Basic analysis of pybehave data

In the following tutorial, we will describe the structure of the default pybehave data file that is generated for each task by the CSVEventLogger and some methods we recommend for parsing it.

File structure

By default, every task is initialized with a CSVEventLogger which will serialize all task events in a CSV format. The name of the file is the timestamp (in local time) when the task was started. These CSV files have two sections: a header with a variety of metadata related to the task followed by a standard CSV table with one row per task event.

The header is composed of rows of comma separate key-value pairs for each metadata item. Typically, the header will have five fields: the subject name (Subject), the task name (Task), which chamber the task was run in (Chamber), the absolute path to the protocol file if one was provided (Protocol), and the absolute path to the address file if one was provided (AddressFile).

If a SubjectConfiguration widget was added to the chamber, the header will contain an additional set of key-value pairs for each constant that was overridden in the configuration after a delineating row.

An example header is shown below:

Subject,test
Task,SetShift
Chamber,1
Protocol,
AddressFile,C:/Users/Test/Desktop/py-behav/SetShift/AddressFiles/test.py
SubjectConfiguration
max_duration,"120"

Event Table

The main component of the CSV output is the event table which has one row for each Loggable event that occurred during the task. The table has six columns: the index of the event (Trial), the time in seconds when the event occurred relative to the beginning of the task (Time), the type of the event (Type), a numerical representation of the event (Code), a string representation of the event (State), and any metadata for the event (Metadata).

The Code and State for each row are pulled from the corresponding LoggerEvent. To see how these fields are populated, look at the corresponding event's format method. The metadata is a string representation of a dictionary. A few example rows from an event table are shown below:

1,4.9600028432905674e-05,StateEnterEvent,0,INITIATION,"{}"
2,0.9410676000406966,ComponentChangedEvent,1,nose_pokes-0-1,"{'value': True}"
3,0.9411400000099093,StateExitEvent,0,INITIATION,"{'light_location': False}"
4,0.9412448999937624,StateEnterEvent,1,RESPONSE,"{'light_location': False}"
5,1.0427893999731168,ComponentChangedEvent,1,nose_pokes-0-1,"{'value': False}"
6,1.3491000999929383,ComponentChangedEvent,0,nose_pokes-0-0,"{'value': True}"
7,1.3491419000783935,StateExitEvent,1,RESPONSE,"{'accuracy': 'correct', 'rule_index': -1}"
8,1.349303500028327,StateEnterEvent,2,INTER_TRIAL_INTERVAL,"{'accuracy': 'correct', 'rule_index': -1}"
9,1.442651699995622,ComponentChangedEvent,0,nose_pokes-0-0,"{'value': False}"
10,8.36388399999123,TimeoutEvent,0,iti_timeout,"{}"
11,8.364096599980257,StateExitEvent,2,INTER_TRIAL_INTERVAL,"{}"

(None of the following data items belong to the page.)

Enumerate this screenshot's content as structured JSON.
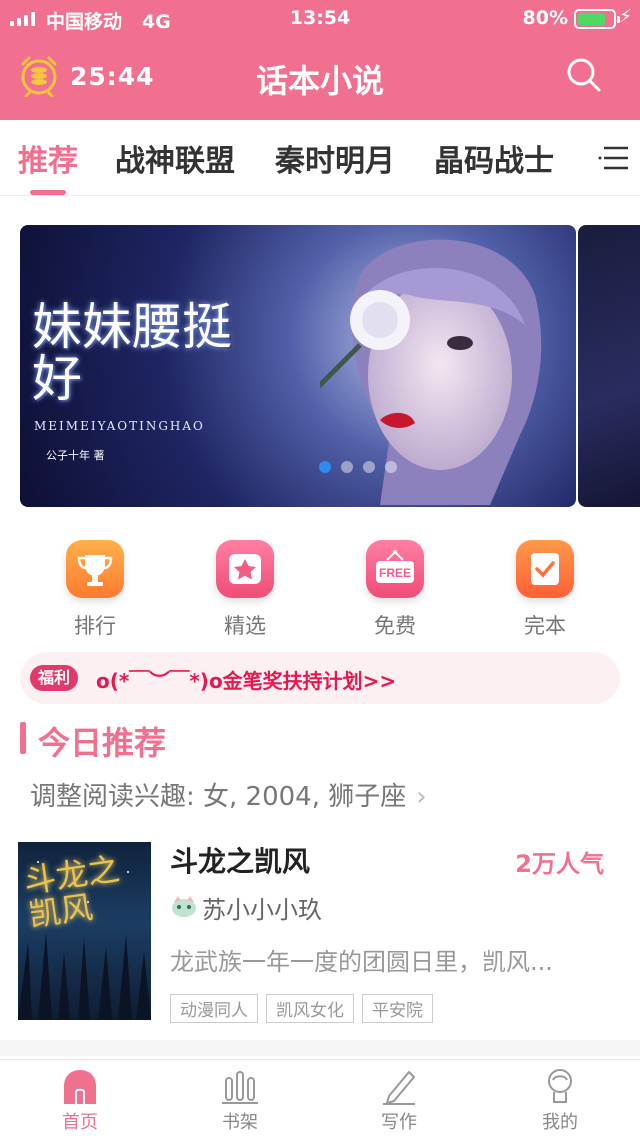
{
  "status_bar": {
    "carrier": "中国移动",
    "network": "4G",
    "time": "13:54",
    "battery": "80%",
    "battery_level": 0.8
  },
  "header": {
    "timer": "25:44",
    "title": "话本小说",
    "search_icon": "search-icon",
    "alarm_icon": "alarm-clock-coins-icon"
  },
  "tabs": [
    {
      "label": "推荐",
      "active": true
    },
    {
      "label": "战神联盟"
    },
    {
      "label": "秦时明月"
    },
    {
      "label": "晶码战士"
    }
  ],
  "banner": {
    "title": "妹妹腰挺好",
    "pinyin": "MEIMEIYAOTINGHAO",
    "author": "公子十年 著",
    "slide_count": 4,
    "active_slide": 1
  },
  "categories": [
    {
      "label": "排行",
      "icon": "trophy-icon",
      "color": "#ff8a3d"
    },
    {
      "label": "精选",
      "icon": "star-icon",
      "color": "#f45c84"
    },
    {
      "label": "免费",
      "icon": "free-tag-icon",
      "badge": "FREE",
      "color": "#f45c84"
    },
    {
      "label": "完本",
      "icon": "check-book-icon",
      "color": "#ff7040"
    }
  ],
  "welfare": {
    "badge": "福利",
    "text": "o(*￣︶￣*)o金笔奖扶持计划>>"
  },
  "recommend": {
    "section_title": "今日推荐",
    "interest": "调整阅读兴趣: 女, 2004, 狮子座",
    "chevron": "›"
  },
  "book": {
    "cover_title": "斗龙之凯风",
    "title": "斗龙之凯风",
    "popularity": "2万人气",
    "author": "苏小小小玖",
    "description": "龙武族一年一度的团圆日里，凯风...",
    "tags": [
      "动漫同人",
      "凯风女化",
      "平安院"
    ]
  },
  "bottom_nav": [
    {
      "label": "首页",
      "icon": "home-icon",
      "active": true
    },
    {
      "label": "书架",
      "icon": "bookshelf-icon"
    },
    {
      "label": "写作",
      "icon": "pen-icon"
    },
    {
      "label": "我的",
      "icon": "profile-icon"
    }
  ],
  "colors": {
    "brand": "#f2708f",
    "accent_red": "#e8174d",
    "battery_green": "#4cd964"
  }
}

Loading pybehave CSVs into Python

Below we provide an example function snippet to read the header and event table into a dictionary and pandas dataframe respectively.

import os
import pandas as pd

def read_pyb(path):
    header = {}
    skip_lines = 0

    with open(path) as f:
        for line in f:
            skip_lines += 1
            if line == '\n':
                break
            elif line == 'SubjectConfiguration\n':
                header['subject_config'] = {}
            else:
                pair = line.split(',', 1)
                if 'subject_config' in header:
                    header['subject_config'][pair[0]] = pair[1][:-1]
                else:
                    header[pair[0]] = pair[1][:-1]

    header['timestamp'] = os.path.split(path)[-1].split('.')[0]
    event_table = pd.read_csv(path, skiprows=skip_lines)
    return event_table, header

Once the event table is loaded as a dataframe, it can be processed using any standard pandas indexing operations to translate it into an application-specific format.

Splitting metadata into separate columns

One often useful operation when working with pybehave data is to split the metadata dictionary into individual columns for each entry.

extended_table = pd.concat([event_table, pd.json_normalize(event_table.Metadata.apply(eval))], axis=1)